Izrael zaprzecza powiązaniom z zamachem w Bejrucie
Izraelski minister obrony Benjamin Ben-Eliezer zaprzeczył jakimkolwiek powiązaniom Izraela z dzisiejszym zamachem bombowym w Bejrucie, w którym zginął syn przywódcy ekstremistycznej organizacji Ludowy Front Wyzwolenia Palestyny.
Ugrupowanie to przyznało się do niedzielnego samobójczego zamachu w Netanii w Izraelu. Zginęło w nim troje Izraelczykom oraz zamachowiec, a około 50 osób zostało rannych.
Dżihad Dżibril zginął od wybuchu bomby, podłożonej pod jego samochodem, zaparkowanym w zachodniej części miasta. Ładunek eksplodował, gdy kierowca przekręcił kluczyk w stacyjce. Wybuch spowodował niewielkie uszkodzenia pobliskich budynków.

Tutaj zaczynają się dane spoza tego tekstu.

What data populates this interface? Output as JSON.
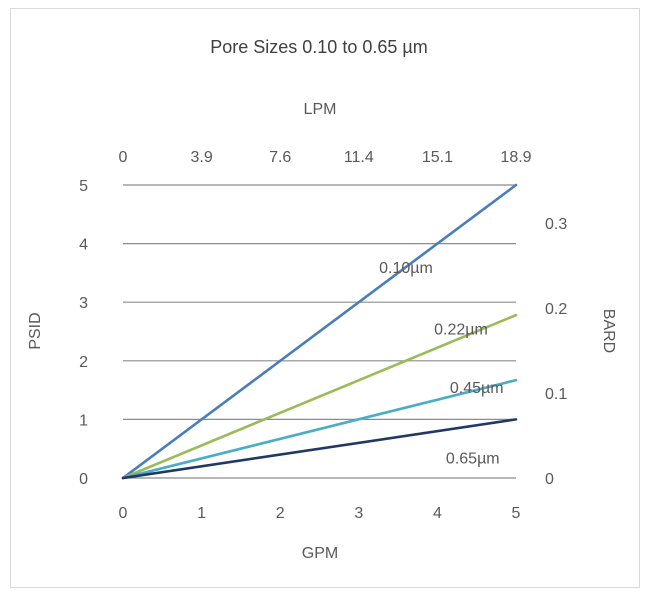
{
  "chart_data": {
    "type": "line",
    "title": "Pore Sizes 0.10 to 0.65 µm",
    "xlabel": "GPM",
    "ylabel": "PSID",
    "x2label": "LPM",
    "y2label": "BARD",
    "xlim": [
      0,
      5
    ],
    "ylim": [
      0,
      5
    ],
    "y2lim": [
      0,
      0.345
    ],
    "x_ticks": [
      "0",
      "1",
      "2",
      "3",
      "4",
      "5"
    ],
    "y_ticks": [
      "0",
      "1",
      "2",
      "3",
      "4",
      "5"
    ],
    "x2_ticks": [
      "0",
      "3.9",
      "7.6",
      "11.4",
      "15.1",
      "18.9"
    ],
    "y2_ticks": [
      {
        "label": "0",
        "value": 0
      },
      {
        "label": "0.1",
        "value": 0.1
      },
      {
        "label": "0.2",
        "value": 0.2
      },
      {
        "label": "0.3",
        "value": 0.3
      }
    ],
    "grid": true,
    "series": [
      {
        "name": "0.10µm",
        "color": "#4a7ebb",
        "x": [
          0,
          5
        ],
        "y": [
          0,
          5
        ],
        "label_at": [
          3.6,
          3.6
        ]
      },
      {
        "name": "0.22µm",
        "color": "#9bbb59",
        "x": [
          0,
          5
        ],
        "y": [
          0,
          2.78
        ],
        "label_at": [
          4.3,
          2.55
        ]
      },
      {
        "name": "0.45µm",
        "color": "#4bacc6",
        "x": [
          0,
          5
        ],
        "y": [
          0,
          1.67
        ],
        "label_at": [
          4.5,
          1.55
        ]
      },
      {
        "name": "0.65µm",
        "color": "#1f3864",
        "x": [
          0,
          5
        ],
        "y": [
          0,
          1.0
        ],
        "label_at": [
          4.45,
          0.35
        ]
      }
    ]
  }
}
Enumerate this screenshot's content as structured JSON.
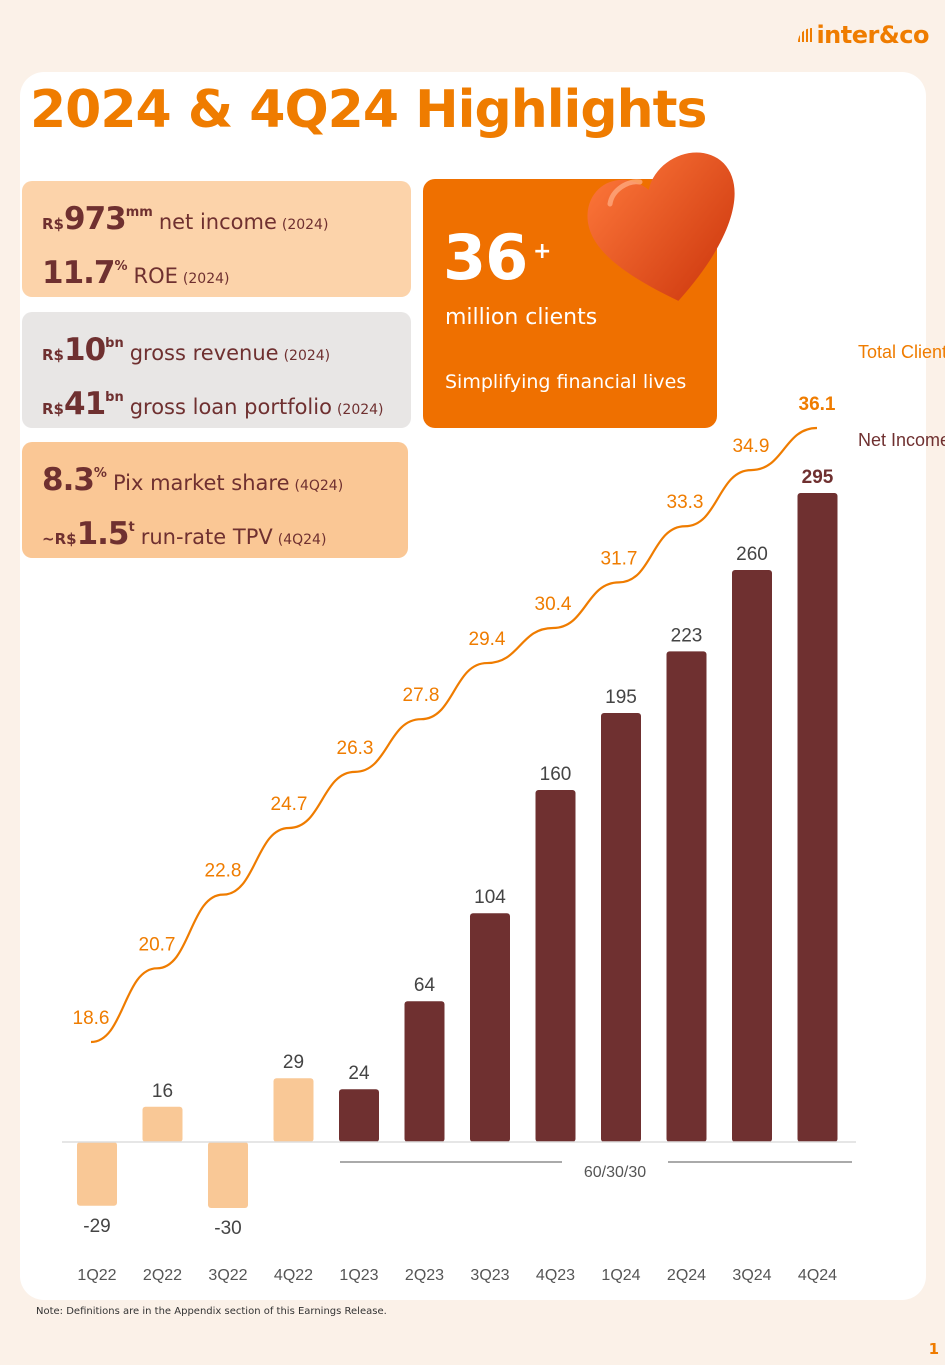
{
  "logo": {
    "text": "inter&co"
  },
  "title": "2024 & 4Q24 Highlights",
  "kpis": {
    "net_income": {
      "prefix": "R$",
      "value": "973",
      "sup": "mm",
      "label": "net income",
      "period": "(2024)"
    },
    "roe": {
      "prefix": "",
      "value": "11.7",
      "sup": "%",
      "label": "ROE",
      "period": "(2024)"
    },
    "gross_revenue": {
      "prefix": "R$",
      "value": "10",
      "sup": "bn",
      "label": "gross revenue",
      "period": "(2024)"
    },
    "gross_loan": {
      "prefix": "R$",
      "value": "41",
      "sup": "bn",
      "label": "gross loan portfolio",
      "period": "(2024)"
    },
    "pix_share": {
      "prefix": "",
      "value": "8.3",
      "sup": "%",
      "label": "Pix market share",
      "period": "(4Q24)"
    },
    "tpv": {
      "prefix": "~R$",
      "value": "1.5",
      "sup": "t",
      "label": "run-rate TPV",
      "period": "(4Q24)"
    }
  },
  "clients_card": {
    "number": "36",
    "plus": "+",
    "label": "million clients",
    "tagline": "Simplifying financial lives"
  },
  "icons": {
    "heart": "heart-icon",
    "logo": "inter-logo-icon"
  },
  "colors": {
    "brand_orange": "#ef7c00",
    "net_income_bar": "#6f3030",
    "negative_bar": "#f9c896",
    "clients_line": "#ef7c00"
  },
  "chart_data": {
    "type": "bar",
    "categories": [
      "1Q22",
      "2Q22",
      "3Q22",
      "4Q22",
      "1Q23",
      "2Q23",
      "3Q23",
      "4Q23",
      "1Q24",
      "2Q24",
      "3Q24",
      "4Q24"
    ],
    "series": [
      {
        "name": "Net Income",
        "type": "bar",
        "values": [
          -29,
          16,
          -30,
          29,
          24,
          64,
          104,
          160,
          195,
          223,
          260,
          295
        ]
      },
      {
        "name": "Total Clients",
        "type": "line",
        "values": [
          18.6,
          20.7,
          22.8,
          24.7,
          26.3,
          27.8,
          29.4,
          30.4,
          31.7,
          33.3,
          34.9,
          36.1
        ]
      }
    ],
    "legend": [
      "Total Clients",
      "Net Income"
    ],
    "annotation": "60/30/30",
    "grid": false
  },
  "footer": {
    "note": "Note: Definitions are in the Appendix section of this Earnings Release.",
    "page": "1"
  }
}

24 stycznia w bardzo podobny sposób zginął w Bejrucie były przywódca chrześcijańskich falangistów oraz polityk Elias Hobeika. Hobeika w latach 80. dowodził chrześcijańską milicją w Libanie, a jego osoba jest powszechnie wiązana z masakrą uchodźców palestyńskich w libańskich obozach Sabra i Szatila w 1982 roku. Hobeika miał zeznawać w belgijskim procesie obecnego premiera Izraela Ariela Szarona, który był oskarżany o kierowanie tą akcją.
Ludowy Front Wyzwolenia Palestyny przeciwstawia się izraelsko-palestyńskiemu procesowi pokojowemu. Izrael obarcza tę organizację odpowiedzialnością za liczne ataki na Izraelczyków. (ej)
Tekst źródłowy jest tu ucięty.